Après avoir enregistré un disque de l'intégrale des oeuvres de Paul Dukas qui a lui a permis de mieux faire connaître celle-ci Olivier Chauzu milite avec passion pour la cause romantique avec ce nouveau disque regroupant trois pièces fondamentales parmi les oeuvres de Schumann qu'il offre dans une interprétation fort émouvante où le spleen des grands romantiques atteindra certainement tous les auditeurs :
La Toccata, oeuvre d'une grande virtuosité technique dégageant une grande joie et un humour qui ne se présenteront jamais plus sous cette forme aussi franche et tranchée dans l'oeuvre du compositeur.
Les Davidsbündlertänze empreintes de l'âme de deux personnages de l'imaginaire de Schumann : Florestan, être fougueux, fantasque et imprévu et Eusébius, le mélancolique et rêveur.
L'Humoresque où l'humour n'y intervient que de façon très marginale, Schumann avoua à Clara avoir "ri et pleuré tout à la fois" en la composant et à un ami il indiqua "Elle est peu gaie, et peut-être ce que j'ai écrit de plus mélancolique".
Olivier Chauzu a bien voulu répondre à quelques questions pour présenter ce disque dont je vous invite également à écouter un extrait qui m'a particulièrement émue.

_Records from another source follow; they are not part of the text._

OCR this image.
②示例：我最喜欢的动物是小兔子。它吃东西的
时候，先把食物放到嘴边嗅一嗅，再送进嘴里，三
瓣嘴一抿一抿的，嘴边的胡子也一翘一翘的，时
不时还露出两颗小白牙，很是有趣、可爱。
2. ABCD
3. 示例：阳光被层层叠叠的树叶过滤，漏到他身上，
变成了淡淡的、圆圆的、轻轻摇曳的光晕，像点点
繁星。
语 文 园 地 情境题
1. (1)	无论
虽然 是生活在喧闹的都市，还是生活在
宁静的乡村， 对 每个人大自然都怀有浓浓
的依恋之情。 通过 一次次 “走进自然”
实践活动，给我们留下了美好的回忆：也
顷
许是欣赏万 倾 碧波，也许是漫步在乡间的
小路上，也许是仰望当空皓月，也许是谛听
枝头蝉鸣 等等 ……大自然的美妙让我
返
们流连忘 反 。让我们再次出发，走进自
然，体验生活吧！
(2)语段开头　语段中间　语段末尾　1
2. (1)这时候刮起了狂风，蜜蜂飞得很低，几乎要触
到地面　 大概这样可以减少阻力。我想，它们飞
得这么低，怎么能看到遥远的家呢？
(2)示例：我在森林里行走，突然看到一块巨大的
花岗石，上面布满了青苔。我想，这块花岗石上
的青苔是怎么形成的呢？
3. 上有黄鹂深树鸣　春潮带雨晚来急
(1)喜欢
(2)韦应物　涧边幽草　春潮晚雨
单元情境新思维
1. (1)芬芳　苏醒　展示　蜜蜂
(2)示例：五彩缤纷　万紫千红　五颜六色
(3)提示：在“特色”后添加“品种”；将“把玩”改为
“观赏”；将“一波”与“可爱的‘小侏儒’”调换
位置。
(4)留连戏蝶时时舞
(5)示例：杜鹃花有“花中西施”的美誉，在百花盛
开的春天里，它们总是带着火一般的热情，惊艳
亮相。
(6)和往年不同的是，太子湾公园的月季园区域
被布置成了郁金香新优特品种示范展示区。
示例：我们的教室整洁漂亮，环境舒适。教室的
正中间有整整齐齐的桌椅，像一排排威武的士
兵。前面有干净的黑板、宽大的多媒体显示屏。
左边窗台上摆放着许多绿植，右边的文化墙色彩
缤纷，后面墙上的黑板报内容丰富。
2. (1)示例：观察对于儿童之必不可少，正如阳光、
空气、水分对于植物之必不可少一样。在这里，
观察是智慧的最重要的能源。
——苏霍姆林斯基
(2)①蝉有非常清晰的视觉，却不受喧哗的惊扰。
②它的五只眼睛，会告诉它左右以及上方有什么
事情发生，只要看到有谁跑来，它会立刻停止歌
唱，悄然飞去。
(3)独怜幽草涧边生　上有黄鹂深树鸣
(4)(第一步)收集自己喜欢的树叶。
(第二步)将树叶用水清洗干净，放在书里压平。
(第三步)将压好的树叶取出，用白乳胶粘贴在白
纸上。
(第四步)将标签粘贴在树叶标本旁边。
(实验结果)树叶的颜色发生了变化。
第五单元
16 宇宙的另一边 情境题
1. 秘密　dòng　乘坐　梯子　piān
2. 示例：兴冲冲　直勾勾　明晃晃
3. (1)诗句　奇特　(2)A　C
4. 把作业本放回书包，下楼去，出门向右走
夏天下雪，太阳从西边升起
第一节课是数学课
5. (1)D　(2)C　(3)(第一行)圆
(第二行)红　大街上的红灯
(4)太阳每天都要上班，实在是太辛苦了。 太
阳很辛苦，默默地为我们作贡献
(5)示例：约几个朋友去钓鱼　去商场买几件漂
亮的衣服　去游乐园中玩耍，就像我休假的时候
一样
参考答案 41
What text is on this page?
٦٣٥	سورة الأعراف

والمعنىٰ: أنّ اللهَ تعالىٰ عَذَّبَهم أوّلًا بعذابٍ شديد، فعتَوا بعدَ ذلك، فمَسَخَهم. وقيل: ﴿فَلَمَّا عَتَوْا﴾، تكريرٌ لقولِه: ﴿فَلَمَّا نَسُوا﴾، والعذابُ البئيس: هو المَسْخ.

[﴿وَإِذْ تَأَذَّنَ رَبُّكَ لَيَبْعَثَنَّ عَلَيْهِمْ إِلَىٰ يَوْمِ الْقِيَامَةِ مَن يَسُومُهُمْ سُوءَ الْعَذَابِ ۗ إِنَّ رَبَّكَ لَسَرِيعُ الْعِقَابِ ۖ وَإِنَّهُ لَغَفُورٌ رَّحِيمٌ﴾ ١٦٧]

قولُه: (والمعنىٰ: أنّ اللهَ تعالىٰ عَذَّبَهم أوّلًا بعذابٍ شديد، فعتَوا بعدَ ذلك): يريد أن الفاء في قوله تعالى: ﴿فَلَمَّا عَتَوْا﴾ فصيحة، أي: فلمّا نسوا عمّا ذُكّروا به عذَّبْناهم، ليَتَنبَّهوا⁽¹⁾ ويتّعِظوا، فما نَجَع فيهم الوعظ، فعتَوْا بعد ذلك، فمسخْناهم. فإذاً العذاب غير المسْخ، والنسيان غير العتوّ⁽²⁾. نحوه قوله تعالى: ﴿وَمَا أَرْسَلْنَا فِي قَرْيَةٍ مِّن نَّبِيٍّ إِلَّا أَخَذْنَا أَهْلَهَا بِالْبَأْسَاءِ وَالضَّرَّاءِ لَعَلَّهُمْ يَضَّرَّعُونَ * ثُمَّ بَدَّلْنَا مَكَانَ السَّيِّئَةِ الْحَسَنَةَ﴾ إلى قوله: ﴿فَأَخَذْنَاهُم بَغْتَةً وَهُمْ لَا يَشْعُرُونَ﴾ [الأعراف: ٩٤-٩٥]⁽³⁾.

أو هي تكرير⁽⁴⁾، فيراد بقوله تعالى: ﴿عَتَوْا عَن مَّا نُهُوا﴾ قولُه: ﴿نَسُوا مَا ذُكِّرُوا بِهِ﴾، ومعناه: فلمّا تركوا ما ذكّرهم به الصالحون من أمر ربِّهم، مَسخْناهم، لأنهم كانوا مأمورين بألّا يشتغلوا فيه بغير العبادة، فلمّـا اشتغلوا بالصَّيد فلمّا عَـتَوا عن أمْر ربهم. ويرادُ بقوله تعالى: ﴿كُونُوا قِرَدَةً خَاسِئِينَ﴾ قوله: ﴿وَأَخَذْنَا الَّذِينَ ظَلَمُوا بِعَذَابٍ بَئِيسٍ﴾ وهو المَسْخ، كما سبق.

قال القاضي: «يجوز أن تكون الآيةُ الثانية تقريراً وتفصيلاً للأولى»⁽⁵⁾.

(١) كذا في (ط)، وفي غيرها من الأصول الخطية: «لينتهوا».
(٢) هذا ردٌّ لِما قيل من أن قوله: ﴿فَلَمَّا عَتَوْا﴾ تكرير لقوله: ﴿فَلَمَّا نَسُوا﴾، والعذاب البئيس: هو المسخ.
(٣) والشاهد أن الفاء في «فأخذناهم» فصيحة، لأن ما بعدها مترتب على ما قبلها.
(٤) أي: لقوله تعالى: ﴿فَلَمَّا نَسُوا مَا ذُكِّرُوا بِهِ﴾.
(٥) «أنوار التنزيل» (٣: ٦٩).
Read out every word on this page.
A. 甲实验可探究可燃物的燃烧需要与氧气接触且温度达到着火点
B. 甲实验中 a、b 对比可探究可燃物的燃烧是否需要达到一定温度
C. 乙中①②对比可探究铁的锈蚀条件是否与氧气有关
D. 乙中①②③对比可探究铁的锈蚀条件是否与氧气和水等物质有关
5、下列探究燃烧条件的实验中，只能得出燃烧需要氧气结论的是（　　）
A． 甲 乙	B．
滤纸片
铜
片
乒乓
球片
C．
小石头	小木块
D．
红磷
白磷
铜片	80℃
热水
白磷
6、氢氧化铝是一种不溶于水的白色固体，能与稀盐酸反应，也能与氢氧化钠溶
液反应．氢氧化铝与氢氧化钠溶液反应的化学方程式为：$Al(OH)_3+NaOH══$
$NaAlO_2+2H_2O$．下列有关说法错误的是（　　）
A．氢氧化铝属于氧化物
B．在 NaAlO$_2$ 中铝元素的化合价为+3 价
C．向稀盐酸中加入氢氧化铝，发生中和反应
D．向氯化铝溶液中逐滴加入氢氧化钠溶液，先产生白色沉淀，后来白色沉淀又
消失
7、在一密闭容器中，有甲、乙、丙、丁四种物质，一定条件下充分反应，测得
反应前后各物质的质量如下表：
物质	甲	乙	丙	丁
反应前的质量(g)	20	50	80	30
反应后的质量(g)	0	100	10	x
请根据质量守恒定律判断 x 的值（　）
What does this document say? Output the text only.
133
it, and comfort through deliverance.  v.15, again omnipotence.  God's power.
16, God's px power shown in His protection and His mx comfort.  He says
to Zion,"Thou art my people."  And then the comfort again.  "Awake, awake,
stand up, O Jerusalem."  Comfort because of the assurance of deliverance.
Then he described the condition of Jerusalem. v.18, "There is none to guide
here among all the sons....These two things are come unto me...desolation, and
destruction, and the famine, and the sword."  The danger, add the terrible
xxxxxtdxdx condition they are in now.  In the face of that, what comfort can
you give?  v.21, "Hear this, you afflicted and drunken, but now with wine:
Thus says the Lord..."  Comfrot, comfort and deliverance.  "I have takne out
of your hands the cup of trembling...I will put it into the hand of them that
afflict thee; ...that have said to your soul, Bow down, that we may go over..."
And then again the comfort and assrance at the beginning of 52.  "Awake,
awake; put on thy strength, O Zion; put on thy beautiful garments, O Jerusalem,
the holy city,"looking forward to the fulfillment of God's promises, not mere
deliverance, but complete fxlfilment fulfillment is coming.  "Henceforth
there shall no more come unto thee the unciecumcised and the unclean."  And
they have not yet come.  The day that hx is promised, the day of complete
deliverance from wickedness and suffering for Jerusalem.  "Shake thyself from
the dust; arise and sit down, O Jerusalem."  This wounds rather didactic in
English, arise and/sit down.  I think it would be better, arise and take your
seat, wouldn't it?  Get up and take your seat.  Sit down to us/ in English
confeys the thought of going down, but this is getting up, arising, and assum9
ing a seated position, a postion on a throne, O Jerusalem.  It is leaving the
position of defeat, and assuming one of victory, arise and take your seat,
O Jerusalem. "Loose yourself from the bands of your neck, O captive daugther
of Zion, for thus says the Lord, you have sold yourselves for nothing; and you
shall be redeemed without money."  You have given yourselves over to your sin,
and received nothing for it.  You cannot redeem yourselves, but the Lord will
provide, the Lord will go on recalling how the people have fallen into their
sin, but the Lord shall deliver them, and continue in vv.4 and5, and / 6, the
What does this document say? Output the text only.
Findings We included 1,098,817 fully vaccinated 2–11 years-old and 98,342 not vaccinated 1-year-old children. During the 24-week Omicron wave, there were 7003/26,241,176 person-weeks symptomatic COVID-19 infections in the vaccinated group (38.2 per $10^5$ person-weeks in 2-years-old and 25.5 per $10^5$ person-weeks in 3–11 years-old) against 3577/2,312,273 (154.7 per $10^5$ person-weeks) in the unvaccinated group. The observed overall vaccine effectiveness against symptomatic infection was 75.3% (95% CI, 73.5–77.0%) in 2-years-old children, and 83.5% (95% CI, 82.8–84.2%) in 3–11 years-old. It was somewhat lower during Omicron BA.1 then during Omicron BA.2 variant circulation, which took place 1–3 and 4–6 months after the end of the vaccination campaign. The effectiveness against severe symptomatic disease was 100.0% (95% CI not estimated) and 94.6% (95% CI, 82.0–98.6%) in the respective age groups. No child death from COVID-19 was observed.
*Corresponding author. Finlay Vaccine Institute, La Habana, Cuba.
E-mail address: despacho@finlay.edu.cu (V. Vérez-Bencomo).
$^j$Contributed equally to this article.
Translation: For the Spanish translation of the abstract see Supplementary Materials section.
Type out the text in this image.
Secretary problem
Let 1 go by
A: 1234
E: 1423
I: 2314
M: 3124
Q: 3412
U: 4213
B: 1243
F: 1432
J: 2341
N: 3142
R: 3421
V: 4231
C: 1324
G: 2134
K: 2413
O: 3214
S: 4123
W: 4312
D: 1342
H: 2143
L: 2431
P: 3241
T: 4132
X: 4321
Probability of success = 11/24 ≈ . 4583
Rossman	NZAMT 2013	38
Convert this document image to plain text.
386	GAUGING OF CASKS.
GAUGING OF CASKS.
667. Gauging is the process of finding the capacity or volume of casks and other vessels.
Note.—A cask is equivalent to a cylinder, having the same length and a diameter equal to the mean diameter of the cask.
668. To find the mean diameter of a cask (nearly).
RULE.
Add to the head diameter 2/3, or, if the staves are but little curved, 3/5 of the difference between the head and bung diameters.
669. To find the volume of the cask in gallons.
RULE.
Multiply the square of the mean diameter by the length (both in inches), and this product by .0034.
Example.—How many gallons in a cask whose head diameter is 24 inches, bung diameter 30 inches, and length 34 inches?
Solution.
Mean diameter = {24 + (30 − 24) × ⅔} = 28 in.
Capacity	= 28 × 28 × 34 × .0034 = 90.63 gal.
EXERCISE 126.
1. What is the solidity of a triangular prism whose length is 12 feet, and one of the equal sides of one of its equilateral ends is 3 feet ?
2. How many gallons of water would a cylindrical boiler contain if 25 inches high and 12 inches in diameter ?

En quoi ces trois œuvres de Schumann permettent-elles a elles seules d’avoir un panorama de l’œuvre de Schumann ?
J'ai choisi ces trois oeuvres parce que je trouvais qu'elles étaient considérées bien injustement par bon nombre de pianistes comme moins intéressantes. En général, on leur préfère généralement la Fantaisie, les Kreisleriana ou le Carnaval. Or, il y a un peu de tout cela dans ces oeuvres-là. La virtuosité altière de Clara Schumann (je considère un peu le schumannisme comme un admirable résultat d'un immense amour, l'amour qui unissait Robert et Clara Schumann) donne une oeuvre, la Toccata, étonnante d'optimisme et de générosité, écrite par un Schumann auquel nous ne sommes pas habitués, festif, joyeux. Elle est écrite comme un exercice technique qui pourrait se révéler fastidieux si l'interprète ne perdait pas un peu la tête. Les Davidsbündlertänze offrent une écriture étonnamment hardie pour l'époque et la dualité que l'on retrouve dans les Kreisleriana y est d'autant plus osée, abrupte, dépourvue de conventions (la dernière danse étant presque le morceau "en trop", un peu à la manière de la dernière scène du Don Giovanni de Mozart, géniale par son inutilité). L'Humoresque, encore très carnavalesque, s'approche d'un certain conceptualisme, les lignes sont plus dépouillées, étonnamment presque classiques. C'est de la pensée à l'état pur. J'ai voulu tour à tour montrer un Schumann volubilement virtuose, moderne, et énigmatique.
L’histoire raconte que Schumann fut dépité lorsqu’il présenta cette pièce qu’il croyait la plus difficile de la littérature classique au pianiste Ludwig Schinke et que celui-ci la joua « à laperfection » après une seule lecture. Que pensez-vous personnellement de la difficulté de cette pièce, avez-vous eu des difficultés particulières pour la jouer ?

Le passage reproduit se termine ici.